Pacific Highway at Barnett Avenue: “A white-knuckled drift-over if I’ve ever seen one,” is how one Facebook user described it. A notorious, well-despised spot among many cyclists which somehow had zero reported collisions between 2007 and 2012.
Texas Street at Interstate 8 on-ramps: See Pershing Drive between Redwood Street and I-5 on-ramps. Steep hill descent followed be freeway on-ramps, all in heavy traffic.
Broadway downtown between Harbor Drive and Park Boulevard: 11 collisions reported between 2007 and 2012. Lots of cars and buses, lots of bikes, lots of pedestrians, lots of intersections, tight spacing, plenty of opportunities for collisions. One bright spot is that some stretches of Broadway have no street parking.

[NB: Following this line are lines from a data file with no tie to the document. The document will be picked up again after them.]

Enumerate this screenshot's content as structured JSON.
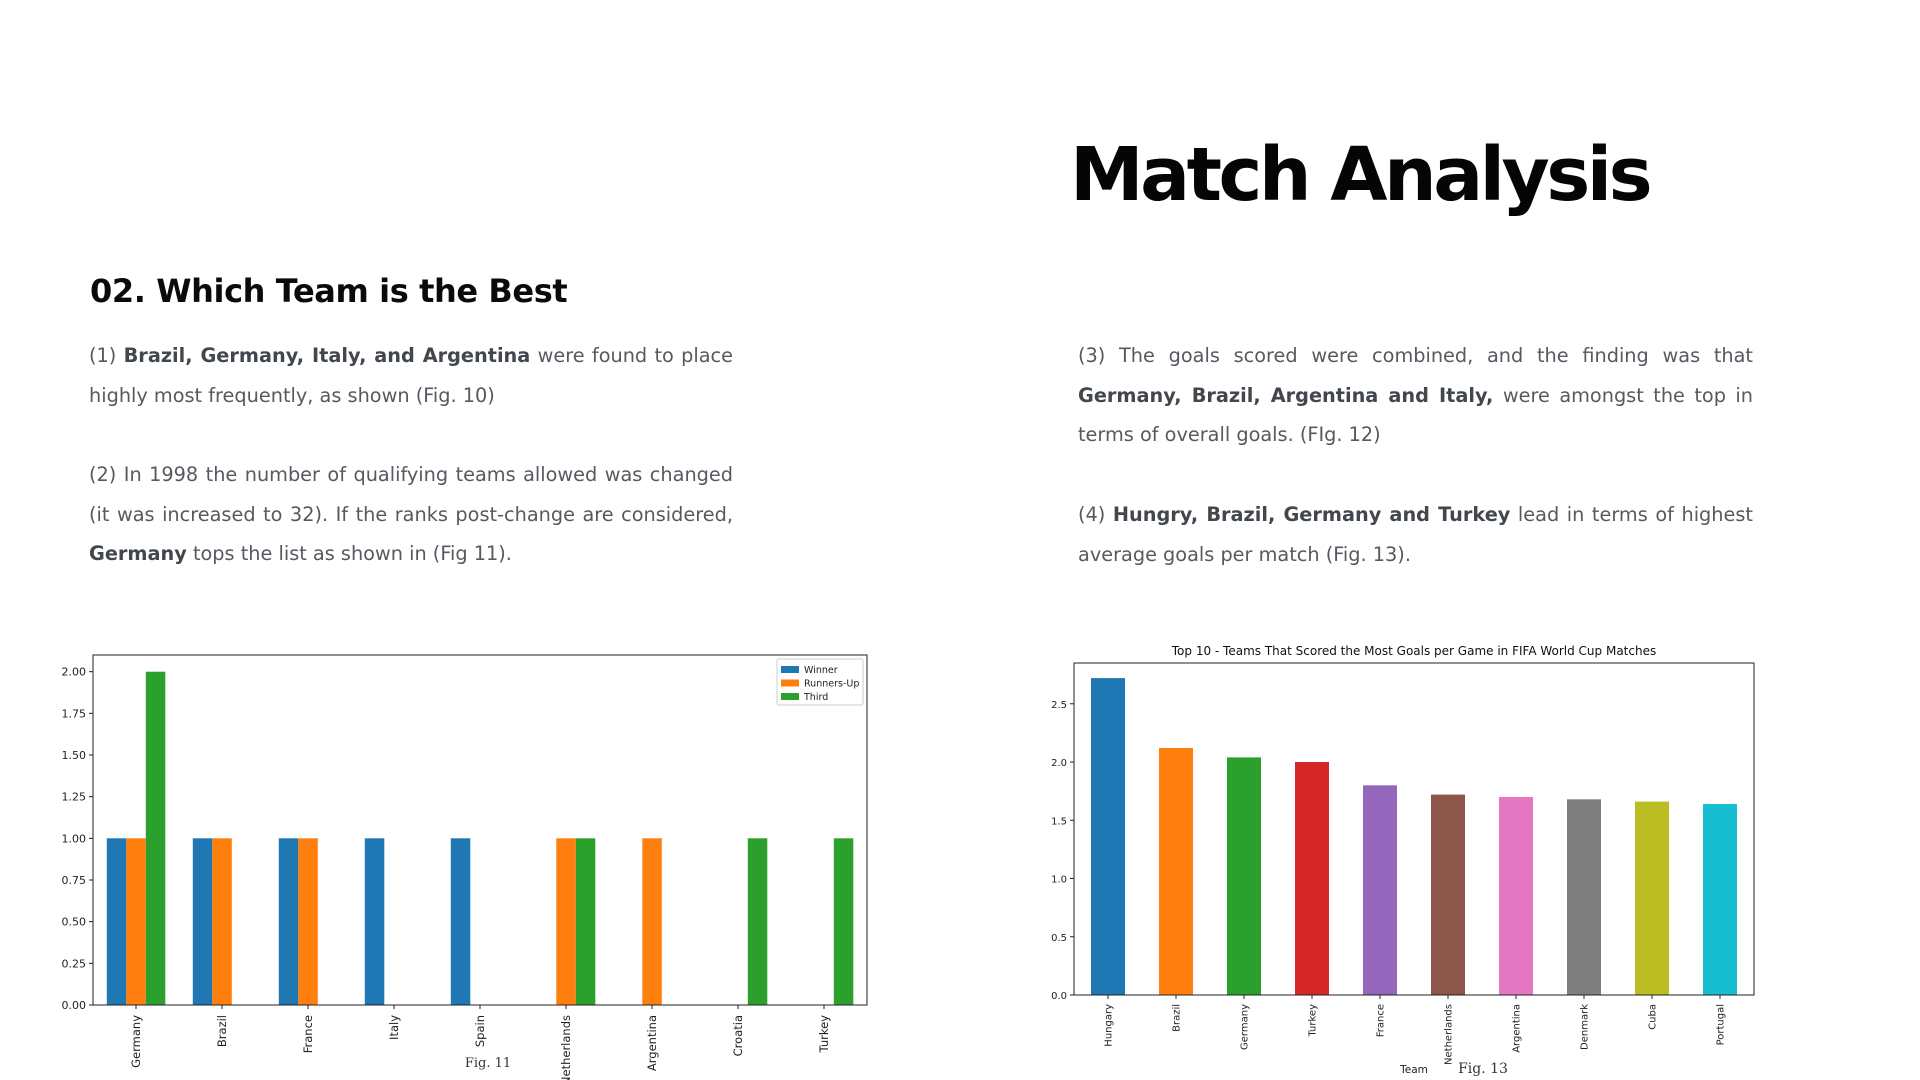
{
  "slide": {
    "title": "Match Analysis",
    "section_heading": "02. Which Team is the Best"
  },
  "paragraphs": {
    "p1": {
      "prefix": "(1) ",
      "bold": "Brazil, Germany, Italy, and Argentina",
      "suffix": " were found to place highly most frequently, as shown (Fig. 10)"
    },
    "p2": {
      "prefix": "(2) In 1998 the number of qualifying teams allowed was changed (it was increased to 32). If the ranks post-change are considered, ",
      "bold": "Germany",
      "suffix": " tops the list as shown in (Fig 11)."
    },
    "p3": {
      "prefix": "(3) The goals scored were combined, and the finding was that ",
      "bold": "Germany, Brazil, Argentina and Italy,",
      "suffix": " were amongst the top in terms of overall goals. (FIg. 12)"
    },
    "p4": {
      "prefix": "(4) ",
      "bold": "Hungry, Brazil, Germany and Turkey",
      "suffix": " lead in terms of highest average goals per match (Fig. 13)."
    }
  },
  "colors": {
    "blue": "#1f77b4",
    "orange": "#ff7f0e",
    "green": "#2ca02c",
    "red": "#d62728",
    "purple": "#9467bd",
    "brown": "#8c564b",
    "pink": "#e377c2",
    "gray": "#7f7f7f",
    "olive": "#bcbd22",
    "cyan": "#17becf"
  },
  "chart_data": [
    {
      "id": "fig11",
      "type": "bar",
      "caption": "Fig. 11",
      "title": "",
      "xlabel": "",
      "ylabel": "",
      "ylim": [
        0,
        2.1
      ],
      "yticks": [
        0.0,
        0.25,
        0.5,
        0.75,
        1.0,
        1.25,
        1.5,
        1.75,
        2.0
      ],
      "ytick_labels": [
        "0.00",
        "0.25",
        "0.50",
        "0.75",
        "1.00",
        "1.25",
        "1.50",
        "1.75",
        "2.00"
      ],
      "categories": [
        "Germany",
        "Brazil",
        "France",
        "Italy",
        "Spain",
        "Netherlands",
        "Argentina",
        "Croatia",
        "Turkey"
      ],
      "series": [
        {
          "name": "Winner",
          "color": "#1f77b4",
          "values": [
            1,
            1,
            1,
            1,
            1,
            0,
            0,
            0,
            0
          ]
        },
        {
          "name": "Runners-Up",
          "color": "#ff7f0e",
          "values": [
            1,
            1,
            1,
            0,
            0,
            1,
            1,
            0,
            0
          ]
        },
        {
          "name": "Third",
          "color": "#2ca02c",
          "values": [
            2,
            0,
            0,
            0,
            0,
            1,
            0,
            1,
            1
          ]
        }
      ],
      "legend": "top-right"
    },
    {
      "id": "fig13",
      "type": "bar",
      "caption": "Fig. 13",
      "title": "Top 10 - Teams That Scored the Most Goals per Game in FIFA World Cup Matches",
      "xlabel": "Team",
      "ylabel": "",
      "ylim": [
        0,
        2.85
      ],
      "yticks": [
        0.0,
        0.5,
        1.0,
        1.5,
        2.0,
        2.5
      ],
      "ytick_labels": [
        "0.0",
        "0.5",
        "1.0",
        "1.5",
        "2.0",
        "2.5"
      ],
      "categories": [
        "Hungary",
        "Brazil",
        "Germany",
        "Turkey",
        "France",
        "Netherlands",
        "Argentina",
        "Denmark",
        "Cuba",
        "Portugal"
      ],
      "values": [
        2.72,
        2.12,
        2.04,
        2.0,
        1.8,
        1.72,
        1.7,
        1.68,
        1.66,
        1.64
      ],
      "bar_colors": [
        "#1f77b4",
        "#ff7f0e",
        "#2ca02c",
        "#d62728",
        "#9467bd",
        "#8c564b",
        "#e377c2",
        "#7f7f7f",
        "#bcbd22",
        "#17becf"
      ],
      "legend": "none"
    }
  ]
}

Entering Morena Boulevard from Taylor Street: A tricky section of a ride that can connect Old Town to northern destinations along Interstate 5. Interesting side-note: even though three collisions were reported at the intersection of Taylor and Morena between 2007 and 2012, the long stretch of Morena between Asher Street and Garnet Avenue only had two reported collisions in the same time period. Judging by collision stats, Morena Boulevard is a safe route.
Washington Street heading west at 163 on-ramp: Two lanes of traffic exiting from Washington onto the 163 north and south here. This juncture gets very busy, and riders have to figure out how to cross over two lanes of cars trying to get on the 163, while they are attempting to continue toward Hillcrest on Washington. Seems almost miraculous that only one collision was reported here between 2007 and 2012. People may be avoiding this route.
Bicycling instructor Jim Baross recommended these five tips that can be found in Lemon Grove resident John Forester’s book Effective Cycling.
- Ride on the right side of the roadway, never on the left and never on the sidewalk.
- When you reach a more important or larger road than the one you are on, yield to crossing traffic. Here, yielding means looking to each side and waiting until it’s your turn or no traffic is coming.
- When you intend to change lanes or to move laterally on the roadway, yield to traffic in the new lane or line of travel. Here, yielding means looking forward and backward until you see that no traffic is coming.
- When approaching an intersection, position yourself with respect to your destination direction—on the right nearer the curb if you want to turn right, on the left near the centerline if you want to turn left, and between those positions if you want to go straight.
- Between intersections, position yourself according to your speed relative to other traffic; slower traffic is nearer the curb and faster traffic is nearer the centerline.